Florida’s Amendment 4 would restore the voting rights of 1.7 million formerly incarcerated people
The upcoming November midterm elections poses a unique opportunity for Florida’s 13 million voters to assist in prison reform. After 850,000 Florida voters signed a petition to demand “Amendment 4”, a voting rights restoration bill, be on the November election ballot, Florida may finally allow convicted felons the right to vote without an elaborate clemency application process.
If passed, around 1.7 million convicted felons will have their voting rights restored. To be eligible, felons would need to complete their sentences, which include house arrest, jail time, financial costs, and all other special requirements, and felons convicted of sex crimes or murder are not eligible.
Under current Florida law, once felons finish their sentence, they can apply for clemency after five years. However, the process can take many additional years to approve an application.
According to a piece written by Florida civil rights lawyer Reggie Garcia in the Miami Herald, the Florida Commission on Offender Review has found that most felons with restored civil rights or who are given any avenues for civic participation are less likely to commit new crimes. “If you consider data from the last seven fiscal years, a total of 5,344 felons were granted clemency restoration of civil rights and only 12 people were convicted of new felonies requiring state prison,” Garcia writes.

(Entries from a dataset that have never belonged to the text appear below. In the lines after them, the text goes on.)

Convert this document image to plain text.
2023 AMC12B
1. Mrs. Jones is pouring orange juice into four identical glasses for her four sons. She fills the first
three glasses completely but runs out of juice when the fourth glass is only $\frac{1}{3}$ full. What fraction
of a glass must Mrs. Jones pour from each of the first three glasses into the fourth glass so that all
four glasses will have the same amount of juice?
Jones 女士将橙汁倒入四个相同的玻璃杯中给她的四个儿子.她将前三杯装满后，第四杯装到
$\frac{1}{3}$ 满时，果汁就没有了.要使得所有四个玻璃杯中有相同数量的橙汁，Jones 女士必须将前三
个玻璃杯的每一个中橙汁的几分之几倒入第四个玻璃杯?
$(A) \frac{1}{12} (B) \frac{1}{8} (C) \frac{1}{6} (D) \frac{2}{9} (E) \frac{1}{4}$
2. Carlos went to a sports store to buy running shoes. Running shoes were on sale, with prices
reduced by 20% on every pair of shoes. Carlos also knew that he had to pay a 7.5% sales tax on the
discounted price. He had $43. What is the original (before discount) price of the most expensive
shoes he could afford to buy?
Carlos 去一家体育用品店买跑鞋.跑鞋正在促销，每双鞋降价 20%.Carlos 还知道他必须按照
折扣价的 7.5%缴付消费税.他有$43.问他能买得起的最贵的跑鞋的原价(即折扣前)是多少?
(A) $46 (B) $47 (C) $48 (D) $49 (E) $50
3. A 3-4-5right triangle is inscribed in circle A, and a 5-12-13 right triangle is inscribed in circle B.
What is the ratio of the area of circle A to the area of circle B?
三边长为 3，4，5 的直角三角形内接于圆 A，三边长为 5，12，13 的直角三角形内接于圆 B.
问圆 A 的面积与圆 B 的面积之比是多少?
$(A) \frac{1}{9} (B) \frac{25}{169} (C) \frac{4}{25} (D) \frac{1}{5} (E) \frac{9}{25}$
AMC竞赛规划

Garcia argues that this could save the state money in the long run. Florida taxpayers currently fund over 130 Florida state and federal prisons. This does not take into account private prisons.
Although many rightly point out that the right to vote shouldn’t be based on who saves money, and if felons are affected by laws there should be no conditions for them having input in shaping them, Amendment 4 is quickly gaining national support from many voting advocacy groups who maintain that Florida’s current law is a remnant of Jim Crow law, designed to deter Black Americans from voting. The amendment requires 60% of all voters’ approval to amend the state’s constitution.